Executing the following code:
#include <iostream>
#include <type_traits>
struct s_ref {
int &foo;
};
struct s_ptr {
int *foo;
};
int main(int argc, char *argv[])
{
std::cout << "s_ref is_standard_layout:" << std::is_standard_layout<struct s_ref>::value << std::endl;
std::cout << "s_ptr is_standard_layout:" << std::is_standard_layout<struct s_ptr>::value << std::endl;
return 0;
}
results in:
s_ref is_standard_layout:0
s_ptr is_standard_layout:1
Based on the uses of standard layout (i.e.: "Standard layout types are useful for communicating with code written in other programming languages") this makes sense, but I'm not sure which is the rule that is violated:
A standard-layout class is a class (defined with class, struct or union) that:
has no virtual functions and no virtual base classes.
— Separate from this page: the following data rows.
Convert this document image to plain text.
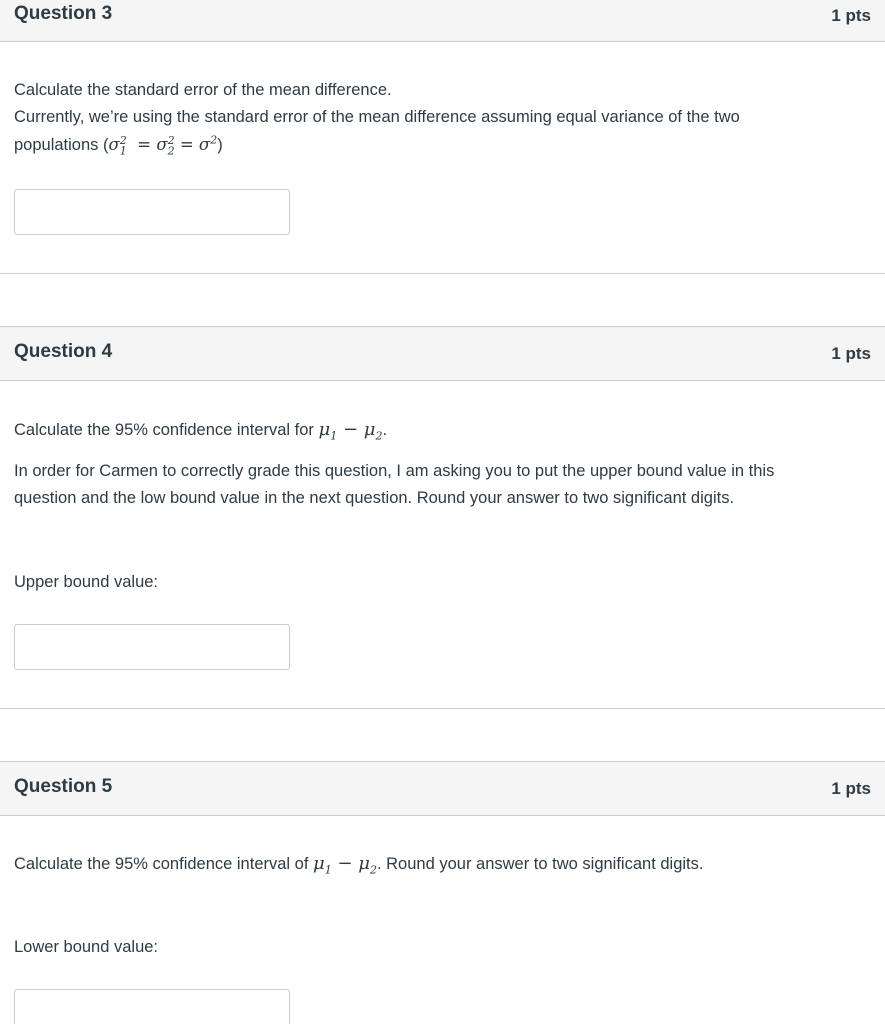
Question 3	1 pts
Calculate the standard error of the mean difference.
Currently, we’re using the standard error of the mean difference assuming equal variance of the two
populations $(\sigma_1^2 = \sigma_2^2 = \sigma^2)$
Question 4	1 pts
Calculate the 95% confidence interval for $\mu_1 - \mu_2$.
In order for Carmen to correctly grade this question, I am asking you to put the upper bound value in this
question and the low bound value in the next question. Round your answer to two significant digits.
Upper bound value:
Question 5	1 pts
Calculate the 95% confidence interval of $\mu_1 - \mu_2$. Round your answer to two significant digits.
Lower bound value:
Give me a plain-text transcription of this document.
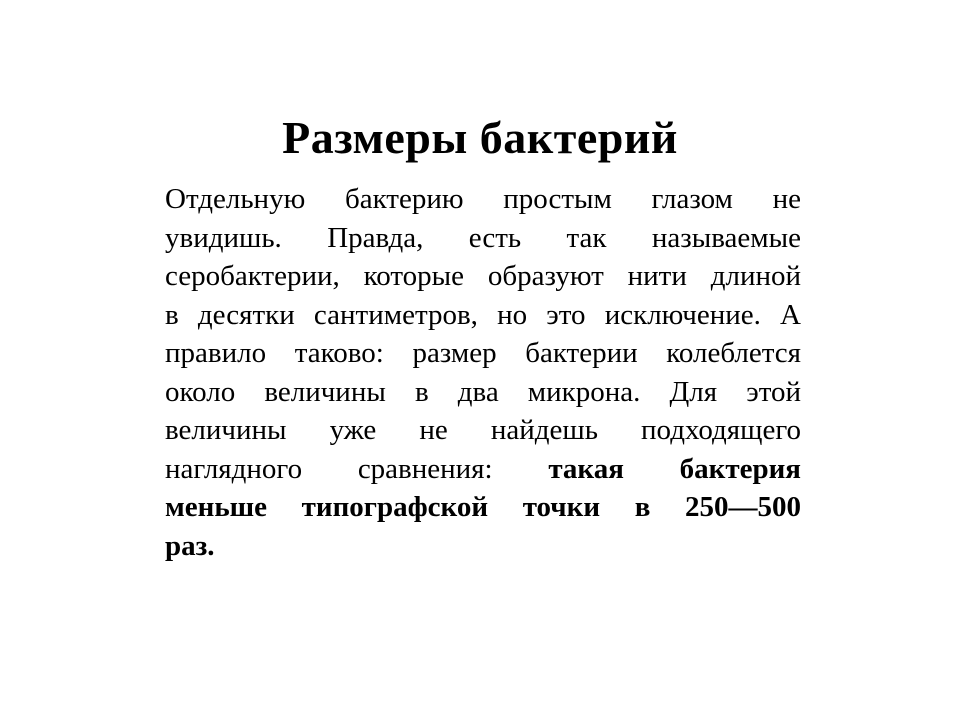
Размеры бактерий
Отдельную бактерию простым глазом не
увидишь. Правда, есть так называемые
серобактерии, которые образуют нити длиной
в десятки сантиметров, но это исключение. А
правило таково: размер бактерии колеблется
около величины в два микрона. Для этой
величины уже не найдешь подходящего
наглядного сравнения: такая бактерия
меньше типографской точки в 250—500
раз.
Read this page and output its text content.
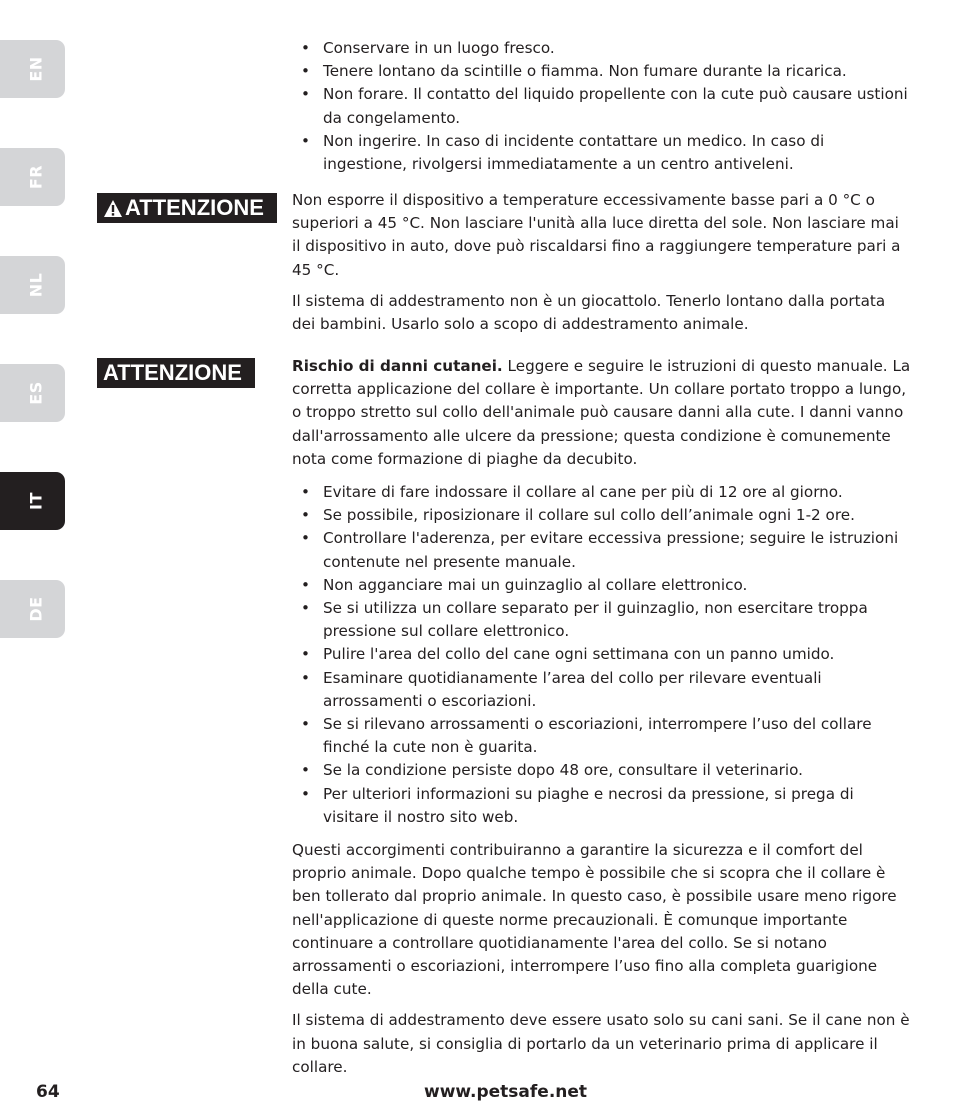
EN
FR
NL
ES
IT
DE
• Conservare in un luogo fresco.
• Tenere lontano da scintille o fiamma. Non fumare durante la ricarica.
• Non forare. Il contatto del liquido propellente con la cute può causare ustioni da congelamento.
• Non ingerire. In caso di incidente contattare un medico. In caso di ingestione, rivolgersi immediatamente a un centro antiveleni.
ATTENZIONE Non esporre il dispositivo a temperature eccessivamente basse pari a 0 °C o superiori a 45 °C. Non lasciare l'unità alla luce diretta del sole. Non lasciare mai il dispositivo in auto, dove può riscaldarsi fino a raggiungere temperature pari a 45 °C.

Il sistema di addestramento non è un giocattolo. Tenerlo lontano dalla portata dei bambini. Usarlo solo a scopo di addestramento animale.

ATTENZIONE	Rischio di danni cutanei. Leggere e seguire le istruzioni di questo manuale. La corretta applicazione del collare è importante. Un collare portato troppo a lungo, o troppo stretto sul collo dell'animale può causare danni alla cute. I danni vanno dall'arrossamento alle ulcere da pressione; questa condizione è comunemente nota come formazione di piaghe da decubito.

• Evitare di fare indossare il collare al cane per più di 12 ore al giorno.
• Se possibile, riposizionare il collare sul collo dell’animale ogni 1-2 ore.
• Controllare l'aderenza, per evitare eccessiva pressione; seguire le istruzioni contenute nel presente manuale.
• Non agganciare mai un guinzaglio al collare elettronico.
• Se si utilizza un collare separato per il guinzaglio, non esercitare troppa pressione sul collare elettronico.
• Pulire l'area del collo del cane ogni settimana con un panno umido.
• Esaminare quotidianamente l’area del collo per rilevare eventuali arrossamenti o escoriazioni.
• Se si rilevano arrossamenti o escoriazioni, interrompere l’uso del collare finché la cute non è guarita.
• Se la condizione persiste dopo 48 ore, consultare il veterinario.
• Per ulteriori informazioni su piaghe e necrosi da pressione, si prega di visitare il nostro sito web.

Questi accorgimenti contribuiranno a garantire la sicurezza e il comfort del proprio animale. Dopo qualche tempo è possibile che si scopra che il collare è ben tollerato dal proprio animale. In questo caso, è possibile usare meno rigore nell'applicazione di queste norme precauzionali. È comunque importante continuare a controllare quotidianamente l'area del collo. Se si notano arrossamenti o escoriazioni, interrompere l’uso fino alla completa guarigione della cute.

Il sistema di addestramento deve essere usato solo su cani sani. Se il cane non è in buona salute, si consiglia di portarlo da un veterinario prima di applicare il collare.

64	www.petsafe.net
has the same access control (private, protected, public) for all its non-static data members.
either has no non-static data members in the most derived class and at most one base class with non-static data members, or has no base classes with non-static data members.
its base class (if any) is itself also a standard-layout class.
And, has no base classes of the same type as its first non-static data member.
Edit: the quote is from: http://www.cplusplus.com/reference/type_traits/is_standard_layout/, but http://en.cppreference.com/w/cpp/concept/StandardLayoutType is also similar.